# Western headlights



## horsepowerlawns (Nov 12, 2006)

I want to replace my headlights in my Western lights. 
Does anyone know the part number. 
I found # 49297 but no stores list them.
I want to get them over the counter so I don't have to have them shipped.

Its the older kind like this.
http://gotplowparts.com/i-7371922-western-light-kit-old-style-64100.html
They also have the "bulbs", but I think they will get broken in shipping.


----------



## dieselss (Jan 3, 2008)

You just looking for the light correct???


----------



## horsepowerlawns (Nov 12, 2006)

Yes just the headlight, you can't change just the bulb.
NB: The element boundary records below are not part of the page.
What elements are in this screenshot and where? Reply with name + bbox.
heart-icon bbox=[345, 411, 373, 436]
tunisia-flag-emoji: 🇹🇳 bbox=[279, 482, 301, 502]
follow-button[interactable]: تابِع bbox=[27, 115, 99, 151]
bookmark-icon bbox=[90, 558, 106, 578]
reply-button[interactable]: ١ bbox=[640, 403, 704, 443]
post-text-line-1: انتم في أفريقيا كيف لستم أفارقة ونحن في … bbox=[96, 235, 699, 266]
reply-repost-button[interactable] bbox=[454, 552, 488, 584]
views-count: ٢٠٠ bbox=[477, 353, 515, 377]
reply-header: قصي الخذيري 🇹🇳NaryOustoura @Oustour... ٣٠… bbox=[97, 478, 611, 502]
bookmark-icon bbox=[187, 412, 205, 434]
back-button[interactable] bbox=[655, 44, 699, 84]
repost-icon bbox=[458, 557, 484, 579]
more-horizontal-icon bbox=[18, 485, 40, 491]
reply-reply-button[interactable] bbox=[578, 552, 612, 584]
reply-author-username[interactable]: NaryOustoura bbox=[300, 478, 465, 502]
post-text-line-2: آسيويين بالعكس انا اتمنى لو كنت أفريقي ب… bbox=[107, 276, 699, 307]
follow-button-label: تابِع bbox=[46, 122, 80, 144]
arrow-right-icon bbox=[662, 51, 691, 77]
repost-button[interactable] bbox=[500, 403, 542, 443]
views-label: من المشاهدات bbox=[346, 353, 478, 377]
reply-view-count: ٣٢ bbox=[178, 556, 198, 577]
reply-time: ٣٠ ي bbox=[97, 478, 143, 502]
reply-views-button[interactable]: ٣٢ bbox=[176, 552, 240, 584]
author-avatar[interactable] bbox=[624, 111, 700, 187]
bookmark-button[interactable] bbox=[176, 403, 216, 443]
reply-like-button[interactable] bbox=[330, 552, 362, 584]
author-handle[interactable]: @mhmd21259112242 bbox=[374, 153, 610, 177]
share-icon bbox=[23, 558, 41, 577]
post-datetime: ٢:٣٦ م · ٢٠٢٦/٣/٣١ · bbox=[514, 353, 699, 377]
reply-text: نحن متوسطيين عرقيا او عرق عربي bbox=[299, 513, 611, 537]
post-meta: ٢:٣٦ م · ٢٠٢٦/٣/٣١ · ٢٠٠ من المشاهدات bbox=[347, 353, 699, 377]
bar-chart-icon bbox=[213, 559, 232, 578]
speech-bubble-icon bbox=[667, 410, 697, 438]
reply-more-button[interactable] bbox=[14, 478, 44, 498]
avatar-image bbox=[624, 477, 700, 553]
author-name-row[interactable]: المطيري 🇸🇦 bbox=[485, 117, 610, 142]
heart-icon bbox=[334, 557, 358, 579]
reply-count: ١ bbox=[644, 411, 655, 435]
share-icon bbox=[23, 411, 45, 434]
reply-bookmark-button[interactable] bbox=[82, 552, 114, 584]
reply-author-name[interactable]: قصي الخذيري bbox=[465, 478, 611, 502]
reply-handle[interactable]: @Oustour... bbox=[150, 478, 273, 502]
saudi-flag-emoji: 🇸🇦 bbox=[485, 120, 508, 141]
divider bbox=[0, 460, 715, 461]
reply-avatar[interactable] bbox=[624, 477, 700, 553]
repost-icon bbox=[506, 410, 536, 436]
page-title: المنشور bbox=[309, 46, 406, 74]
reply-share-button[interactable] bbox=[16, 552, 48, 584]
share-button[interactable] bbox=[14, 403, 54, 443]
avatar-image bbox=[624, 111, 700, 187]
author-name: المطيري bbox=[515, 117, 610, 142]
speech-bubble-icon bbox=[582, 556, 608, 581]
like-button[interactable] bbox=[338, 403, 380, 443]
When I was at AutoZone I looked at the lights they had, but the plugs didn't match what I need.


----------



## dieselss (Jan 3, 2008)

I know which ones then..just looked out in my garage, didnt have any. Ill get you the number tom..if no boby beats me to it before then. Did you take the old one out to take to autozone to match up? It should have the part # on it.


----------



## dieselss (Jan 3, 2008)

Got the numbers for ya... Wagner H6545. Now these are the glass ones not the plastic. Just what my parts supplier carries. Hope this helps.


----------



## 06Sierra (Nov 30, 2008)

It should be on the light. Take it out and look.


----------



## horsepowerlawns (Nov 12, 2006)

Thanks for the number. I pulled one of mine out, but it didn't have any numbers on it.


----------



## RedsGarage25 (Dec 22, 2006)

http://gotplowparts.com/i-7281718-western-sealed-beam-replacement-light.html


----------



## frogblow (Dec 11, 2009)

I found these lights at RockAuto (dot) com, $13 with shipping for one, cheaper than the $40 they sell at plow dealers, it is the same light. h6545. There maybe cheaper than that out there, but this was good enough.


----------